[LLVMdev] Questions about the semantics for lifetime intrinsics...

Mon Jul 29 01:45:20 PDT 2013

Chandler Carruth wrote:
> So, in hacking on mem2reg I noticed that it doesn't actually implement
> optimizations enabled by lifetime markers. I thought I might take a stab
> at teaching it about them, but I'm left with some questions about the
> semantics. Much of this may have been hash out when they were added, and
> if so I'll appreciate your help educating me, and maybe we can come up
> with improved documentation to cover this.
>
> First, is there any realistic intent that these be used for heap
> pointers? If so, what is the expected use case?

As you noticed by the lack of implementation in mem2reg, they're 
currently only implemented for heap pointers.

The use case is for lowering a stack-based language to LLVM IR. The 
language's allocate-space-from-the-"stack" (really in heap) function 
would use lifetime.start to indicate that the stack slot contains 
uninitialized memory, and the pop function would use lifetime.end to 
indicate that the memory is dead for DSE purposes.

> Second, if the answer to the first is 'no', then could we remove the
> 'start' intrinsic? It seems redundant as the value of an alloca prior to
> a store to that alloca is already 'undef'.

Lifetime.start and lifetime.end are *almost* the same. There's a long 
thread on the subject back here: 
http://lists.cs.uiuc.edu/pipermail/llvmdev/2012-December/057121.html 
which is particularly interesting for the conversation about replacing

To quote my past self, "You can almost entirely model lifetime.start and 
lifetime.end as being a store of undef to the address. However, they're 
the tiniest bit stronger. With a store of undef, you can delete stores 
that precede (with no intervening load) and loads that follow (with no 
intervening store). On top of that, a start lets you delete loads that 
precede, and an end lets you delete stores that follow."

> Third, what is the semantic model intended for the size argument? The
> documentation says:
>
> """
> The first argument is a constant integer representing the size of the
> object, or -1 if it is variable sized.
> """
>
> Part of this seems a bit confusingly specified -- what does it mean by
> "the object"? I assume what it really means is the object read from
> memory by a corresponding load, but that in and of itself is confusing
> because the pointer passed to this routine is typically not the pointer
> loaded. There might be many different loads of different type objects
> all corresponding to the same lifetime intrinsic.

I agree, speaking of the "object" is out of place here. It's just the 
length in bytes of lifetime starts or ends. Put another way, it's 
equivalent to a series of consecutive one-byte starts/ends.

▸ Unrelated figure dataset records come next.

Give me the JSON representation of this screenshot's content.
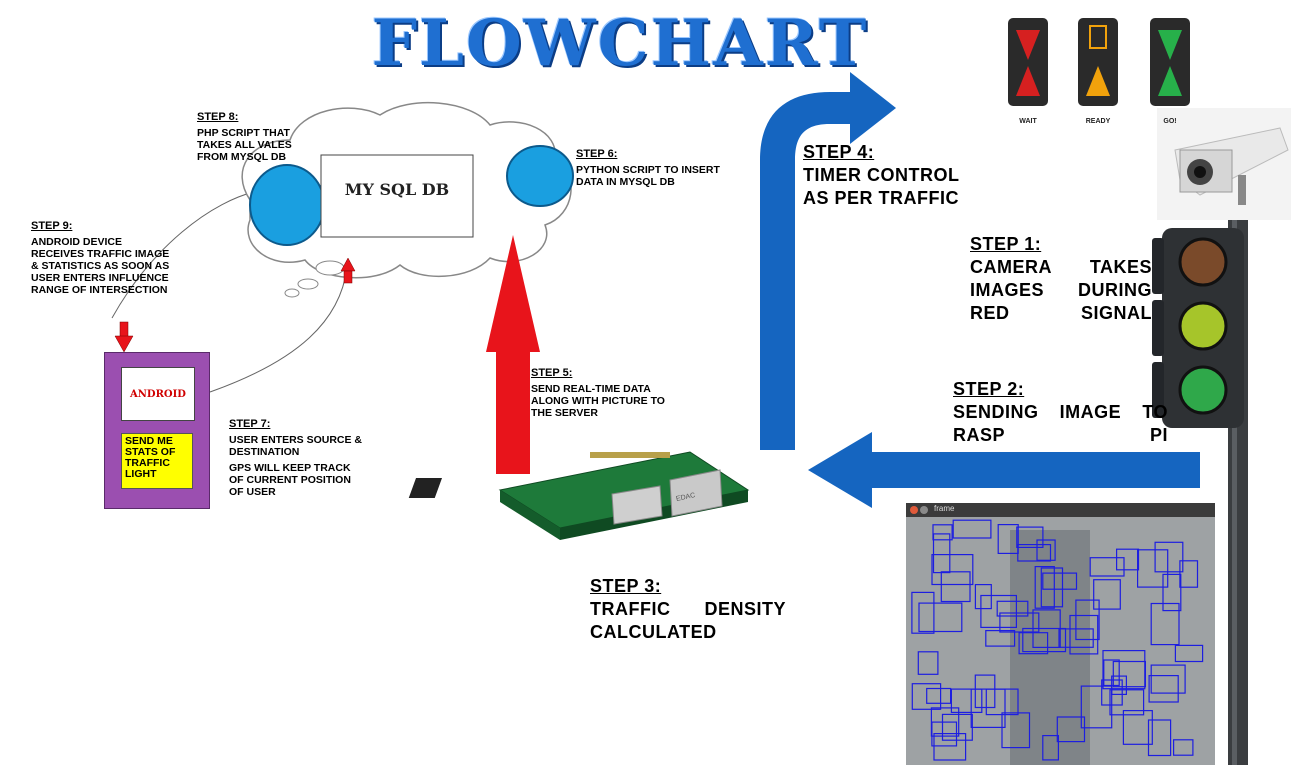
{
  "title": "FLOWCHART",
  "cloud": {
    "db_label": "MY SQL DB"
  },
  "phone": {
    "app_label": "ANDROID",
    "button_label": "SEND ME STATS OF TRAFFIC LIGHT"
  },
  "lights": [
    {
      "label": "WAIT"
    },
    {
      "label": "READY"
    },
    {
      "label": "GO!"
    }
  ],
  "frame_window": {
    "title": "frame"
  },
  "board": {
    "brand": "EDAC"
  },
  "steps": {
    "step1": {
      "heading": "STEP 1:",
      "text": "CAMERA TAKES IMAGES DURING RED SIGNAL"
    },
    "step2": {
      "heading": "STEP 2:",
      "text": "SENDING IMAGE TO RASP PI"
    },
    "step3": {
      "heading": "STEP 3:",
      "text": "TRAFFIC DENSITY CALCULATED"
    },
    "step4": {
      "heading": "STEP 4:",
      "text": "TIMER CONTROL AS PER TRAFFIC"
    },
    "step5": {
      "heading": "STEP 5:",
      "text": "SEND REAL-TIME DATA ALONG WITH PICTURE TO THE SERVER"
    },
    "step6": {
      "heading": "STEP 6:",
      "text": "PYTHON SCRIPT TO INSERT DATA IN MYSQL DB"
    },
    "step7": {
      "heading": "STEP 7:",
      "text": "USER ENTERS SOURCE & DESTINATION",
      "text2": "GPS WILL KEEP TRACK OF CURRENT POSITION OF USER"
    },
    "step8": {
      "heading": "STEP 8:",
      "text": "PHP SCRIPT THAT TAKES ALL VALES FROM MYSQL DB"
    },
    "step9": {
      "heading": "STEP 9:",
      "text": "ANDROID DEVICE RECEIVES TRAFFIC IMAGE & STATISTICS AS SOON AS USER ENTERS INFLUENCE RANGE OF INTERSECTION"
    }
  },
  "colors": {
    "title": "#1f6fd1",
    "arrow_blue": "#1565c0",
    "arrow_red": "#e8141b",
    "phone": "#9b4fb0",
    "button": "#ffff00",
    "blob": "#1a9fe0"
  }
}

> The best way I have of interpreting it is in terms of the 'end'
> intrinsic: the results of it is equivalent to that of a notional store
> of '[i8 x N] undef' to the provided pointer where N is the size.
> However, this becomes truly muddy in the presence of '-1' size which
> just means a "variable" size. But how much is variable? Where does the
> undef stop?
>
> I think the whole thing would be somewhat clearer as an intrinsic with
> an arbitrary pointer type and a boolean flag for 'is_variable_length'.
> If the flag is false (common), the pointee type's store size is the size
> of the region whose lifetime is marked. If the flag is true, the pointer
> must be an alloca instruction itself with a runtime size, and the entire
> alloca's lifetime is marked. Among other benefits, this would make
> mem2reg and other analyzes easier and faster by decreasing the bitcast
> or gep instructions that result from common frontend lowering patterns.
> It also matches more closely the behavior of load and store.

I think the -1 case is intended to mean "the whole thing" for users who 
don't want to lower to a specific number of bytes.

Nick